Terakhir, di penghujung penjelasannya Luhut menekankan bahwa tidak ada menang kalah dari “perdebatan” dengan Simarmata, bahkan keduanya sepakat bahwa semua boleh berbicara dan mengkritik pemerintah asalkan menggunakan data yang dapat diuji.
Lalu apa yang didapat dari pihak Simarmata dari pertemuan tersebut?
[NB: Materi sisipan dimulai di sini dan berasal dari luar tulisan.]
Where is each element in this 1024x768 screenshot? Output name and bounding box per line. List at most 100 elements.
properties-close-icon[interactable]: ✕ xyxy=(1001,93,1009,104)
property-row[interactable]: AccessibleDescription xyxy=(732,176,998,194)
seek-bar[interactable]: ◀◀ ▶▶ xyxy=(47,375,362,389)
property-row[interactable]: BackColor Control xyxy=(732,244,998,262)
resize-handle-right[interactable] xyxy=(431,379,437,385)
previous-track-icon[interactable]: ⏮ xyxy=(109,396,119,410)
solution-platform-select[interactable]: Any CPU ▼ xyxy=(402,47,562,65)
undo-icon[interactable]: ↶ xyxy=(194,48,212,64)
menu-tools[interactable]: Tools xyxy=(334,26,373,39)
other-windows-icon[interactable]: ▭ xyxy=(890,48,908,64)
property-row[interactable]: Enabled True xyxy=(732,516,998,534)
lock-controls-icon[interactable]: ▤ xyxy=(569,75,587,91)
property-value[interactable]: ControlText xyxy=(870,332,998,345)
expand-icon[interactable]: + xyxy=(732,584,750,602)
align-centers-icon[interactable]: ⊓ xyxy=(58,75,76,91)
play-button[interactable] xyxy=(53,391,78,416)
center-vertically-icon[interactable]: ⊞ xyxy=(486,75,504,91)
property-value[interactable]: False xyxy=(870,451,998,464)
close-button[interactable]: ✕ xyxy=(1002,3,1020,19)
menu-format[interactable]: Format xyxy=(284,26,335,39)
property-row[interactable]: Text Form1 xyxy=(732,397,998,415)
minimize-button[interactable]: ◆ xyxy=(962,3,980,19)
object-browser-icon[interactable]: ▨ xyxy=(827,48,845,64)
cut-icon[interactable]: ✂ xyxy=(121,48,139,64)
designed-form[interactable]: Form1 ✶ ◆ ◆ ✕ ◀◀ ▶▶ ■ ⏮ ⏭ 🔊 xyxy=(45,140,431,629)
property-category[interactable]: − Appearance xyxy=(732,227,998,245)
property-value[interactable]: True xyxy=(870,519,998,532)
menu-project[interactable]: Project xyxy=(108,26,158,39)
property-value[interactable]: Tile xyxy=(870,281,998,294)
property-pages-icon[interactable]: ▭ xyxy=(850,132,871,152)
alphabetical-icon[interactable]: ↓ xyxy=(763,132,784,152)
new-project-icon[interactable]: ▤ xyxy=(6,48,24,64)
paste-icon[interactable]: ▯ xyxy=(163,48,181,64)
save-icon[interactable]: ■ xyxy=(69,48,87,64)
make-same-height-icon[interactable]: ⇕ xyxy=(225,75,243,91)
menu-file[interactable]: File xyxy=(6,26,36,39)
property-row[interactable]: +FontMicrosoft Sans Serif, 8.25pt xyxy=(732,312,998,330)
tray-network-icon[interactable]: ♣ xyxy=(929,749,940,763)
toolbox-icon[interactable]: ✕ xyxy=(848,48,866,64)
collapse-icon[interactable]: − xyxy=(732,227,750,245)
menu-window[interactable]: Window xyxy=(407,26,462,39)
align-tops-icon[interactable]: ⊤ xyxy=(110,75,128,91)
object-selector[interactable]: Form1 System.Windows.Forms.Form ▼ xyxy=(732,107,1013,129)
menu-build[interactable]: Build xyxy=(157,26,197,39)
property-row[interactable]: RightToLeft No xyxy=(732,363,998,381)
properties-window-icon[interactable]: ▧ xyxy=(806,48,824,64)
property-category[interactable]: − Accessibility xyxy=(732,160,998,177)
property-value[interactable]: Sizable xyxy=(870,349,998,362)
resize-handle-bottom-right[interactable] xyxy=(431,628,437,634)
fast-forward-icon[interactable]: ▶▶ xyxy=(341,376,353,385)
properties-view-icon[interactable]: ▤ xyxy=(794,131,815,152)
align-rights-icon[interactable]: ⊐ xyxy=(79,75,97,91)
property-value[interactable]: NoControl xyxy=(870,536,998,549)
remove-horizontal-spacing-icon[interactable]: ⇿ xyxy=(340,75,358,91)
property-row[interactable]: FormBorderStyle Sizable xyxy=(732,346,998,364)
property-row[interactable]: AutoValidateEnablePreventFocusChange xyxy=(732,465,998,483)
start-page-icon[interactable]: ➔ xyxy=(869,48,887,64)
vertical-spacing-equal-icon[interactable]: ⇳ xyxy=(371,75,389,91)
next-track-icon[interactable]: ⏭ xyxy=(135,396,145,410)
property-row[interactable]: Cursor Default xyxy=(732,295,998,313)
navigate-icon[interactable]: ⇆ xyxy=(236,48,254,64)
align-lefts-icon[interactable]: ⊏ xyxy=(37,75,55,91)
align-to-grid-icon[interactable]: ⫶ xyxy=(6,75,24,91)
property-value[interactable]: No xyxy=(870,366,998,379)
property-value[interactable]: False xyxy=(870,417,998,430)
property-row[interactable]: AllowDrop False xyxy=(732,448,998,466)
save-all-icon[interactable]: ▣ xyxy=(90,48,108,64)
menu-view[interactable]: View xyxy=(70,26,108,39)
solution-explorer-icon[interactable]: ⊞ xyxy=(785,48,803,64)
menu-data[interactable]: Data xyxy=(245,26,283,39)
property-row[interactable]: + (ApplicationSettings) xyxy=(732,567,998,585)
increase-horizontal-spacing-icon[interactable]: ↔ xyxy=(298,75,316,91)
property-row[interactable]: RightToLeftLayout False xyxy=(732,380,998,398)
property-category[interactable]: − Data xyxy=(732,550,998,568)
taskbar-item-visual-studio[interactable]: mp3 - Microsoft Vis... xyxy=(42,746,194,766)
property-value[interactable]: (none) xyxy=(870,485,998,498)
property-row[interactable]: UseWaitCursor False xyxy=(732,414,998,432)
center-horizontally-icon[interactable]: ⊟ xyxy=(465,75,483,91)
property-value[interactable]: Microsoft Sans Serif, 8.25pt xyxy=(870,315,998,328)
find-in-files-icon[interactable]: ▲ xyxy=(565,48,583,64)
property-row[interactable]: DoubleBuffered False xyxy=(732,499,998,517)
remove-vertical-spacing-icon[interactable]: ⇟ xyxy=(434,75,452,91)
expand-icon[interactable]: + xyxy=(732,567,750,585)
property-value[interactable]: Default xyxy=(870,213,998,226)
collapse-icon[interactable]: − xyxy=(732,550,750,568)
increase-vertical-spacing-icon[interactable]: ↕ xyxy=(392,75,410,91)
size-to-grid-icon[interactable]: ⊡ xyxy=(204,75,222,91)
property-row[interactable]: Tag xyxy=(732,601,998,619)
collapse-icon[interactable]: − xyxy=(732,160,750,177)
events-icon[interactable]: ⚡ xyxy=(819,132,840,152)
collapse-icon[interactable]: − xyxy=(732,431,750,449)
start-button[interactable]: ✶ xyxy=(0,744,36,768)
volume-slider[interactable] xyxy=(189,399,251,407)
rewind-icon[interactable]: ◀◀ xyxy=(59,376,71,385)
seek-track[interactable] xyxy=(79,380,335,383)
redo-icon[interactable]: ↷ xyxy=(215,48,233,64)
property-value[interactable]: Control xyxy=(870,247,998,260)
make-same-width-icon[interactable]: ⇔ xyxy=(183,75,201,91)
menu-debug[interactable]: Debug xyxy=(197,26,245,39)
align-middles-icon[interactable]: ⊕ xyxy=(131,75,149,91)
Sayangnya tidak banyak informasi yang diperoleh. Dari akun twitternya @dssimarmata, Simarmata hanya mencuit singkat ; “Diskusi ilmiah tidak harus terbuka, terminologi juga tidak dimengerti umum. Dalam situasi saat ini yang sangat ribut seperti ini, perlu tenang, ilmiah itu perlu begitu!”.
Dari cuitan ini, nampak bahwa Simarmata cukup puas dengan pertemuan tersebut, meski mungkin bisa saja bukan secara materi debat, tetapi dari dapat terlaksananya pertemuan bersama Luhut, itu saja.
Cuitan ini lalu mengundang ribuan komentar dari netizen, saya lihat mayoritas nampak kurang puas dengan cuitan Simarmata sehingga mengingatkan sebuah ungkapan lama, “penonton kecewa”.
***
Sedari awal saat narasi rencana perdebatan ini muncul, saya menyambutnya, meski tidak dengan ekspetasi tinggi. Menyambutnya bukan karena tertarik dengan esensi atau materi perdebatan, tetapi dengan keriuhan yang akan ditimbulkan.
Maksud saya begini, saya menduga riuh yang ditimbulkan bahkan mungkin tidak berkaitan atau menyentuh tentang materi, tetapi mengenai metode debat yang akan dilakukan serta selentingan adu taruhan yang sudah wow muncul di permukaan.
Seperti pinta pihak Rizal Ramli yang mengatakan jika pihak Luhut kalah, maka menteri di tim ekonomi Jokowi harus semuanya mundur dan jika Luhut menang maka dirinya akan diam, tidak mengkritik pemerintah lagi.
Hal-hal ini membuat narasi perdebatan ini nampak bagi saya hanya sebagai sebuah hiburan semata, bahkan lelucon.